With car leasing you don’t actually buy the car – instead you effectively rent the car for a pre-agreed length of time and then hand it back to the leasing company at the end of the term.
The amount you pay is based on the residual value of the vehicle – that is its predicted cost at the end of the leasing term with depreciation taken into account. You pay the difference between the value of the vehicle at the beginning of the term and its predicted value at the end of the term in monthly instalments.
As such, leasing a new car is a great way of securing a vehicle that would usually be out of your price range. Luxury cars generally retain their value much better than most conventional vehicles. In fact, according to research in 2007 the top five least depreciating cars in the UK included the Audi TT, Audi A5, Mercedes SLK and Range Rover Sport.
Car leasing is therefore generally cheaper than a new car loan in the short term – while in the longer term it will prove cheaper to buy. However, with car leasing you do not have to worry about your car’s value depreciating as you can simply hand it back to the leasing company.

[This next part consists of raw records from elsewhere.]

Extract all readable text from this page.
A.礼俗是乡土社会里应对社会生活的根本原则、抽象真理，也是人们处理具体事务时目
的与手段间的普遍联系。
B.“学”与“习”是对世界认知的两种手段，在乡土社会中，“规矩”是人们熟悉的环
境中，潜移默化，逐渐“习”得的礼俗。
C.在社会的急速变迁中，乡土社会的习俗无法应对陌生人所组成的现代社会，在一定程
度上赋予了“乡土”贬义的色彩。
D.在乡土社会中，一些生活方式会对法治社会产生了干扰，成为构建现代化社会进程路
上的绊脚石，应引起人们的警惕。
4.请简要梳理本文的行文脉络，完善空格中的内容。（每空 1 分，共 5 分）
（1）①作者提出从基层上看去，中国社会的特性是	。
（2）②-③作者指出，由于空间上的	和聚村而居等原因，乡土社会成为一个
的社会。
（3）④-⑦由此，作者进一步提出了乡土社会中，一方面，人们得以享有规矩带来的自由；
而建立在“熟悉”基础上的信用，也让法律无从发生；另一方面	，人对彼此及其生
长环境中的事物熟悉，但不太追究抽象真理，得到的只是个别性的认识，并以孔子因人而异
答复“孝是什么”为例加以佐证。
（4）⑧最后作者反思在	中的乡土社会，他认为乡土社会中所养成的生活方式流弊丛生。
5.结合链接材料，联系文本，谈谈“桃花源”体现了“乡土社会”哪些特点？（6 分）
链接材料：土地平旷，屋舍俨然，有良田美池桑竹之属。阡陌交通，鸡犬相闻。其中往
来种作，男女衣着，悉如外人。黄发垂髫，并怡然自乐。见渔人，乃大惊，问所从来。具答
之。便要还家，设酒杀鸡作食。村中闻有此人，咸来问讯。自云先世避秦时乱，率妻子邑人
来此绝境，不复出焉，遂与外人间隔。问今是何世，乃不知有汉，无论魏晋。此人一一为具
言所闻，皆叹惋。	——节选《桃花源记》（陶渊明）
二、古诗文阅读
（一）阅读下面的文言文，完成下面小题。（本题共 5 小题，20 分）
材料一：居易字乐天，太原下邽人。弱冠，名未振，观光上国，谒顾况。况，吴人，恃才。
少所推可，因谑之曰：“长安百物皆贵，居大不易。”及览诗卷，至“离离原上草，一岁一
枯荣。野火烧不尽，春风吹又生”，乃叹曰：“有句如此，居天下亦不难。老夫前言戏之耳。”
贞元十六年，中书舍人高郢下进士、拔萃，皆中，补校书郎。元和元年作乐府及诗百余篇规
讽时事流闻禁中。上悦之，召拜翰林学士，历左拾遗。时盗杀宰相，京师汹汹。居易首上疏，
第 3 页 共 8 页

Some car leasing companies will include servicing as part of the cost and you might have the option to take out a new lease on the same car at the end of the contract.
The disadvantages of car leasing, other than that the car will never be yours, include the fact that it is difficult to settle the lease early and you will usually have to pay interest charges on the remainder of the contract. You also have to agree to a mileage limit and stick to it or you could face charges when you return the vehicle. You must also arrange comprehensive car insurance as you are effectively driving someone else’s car.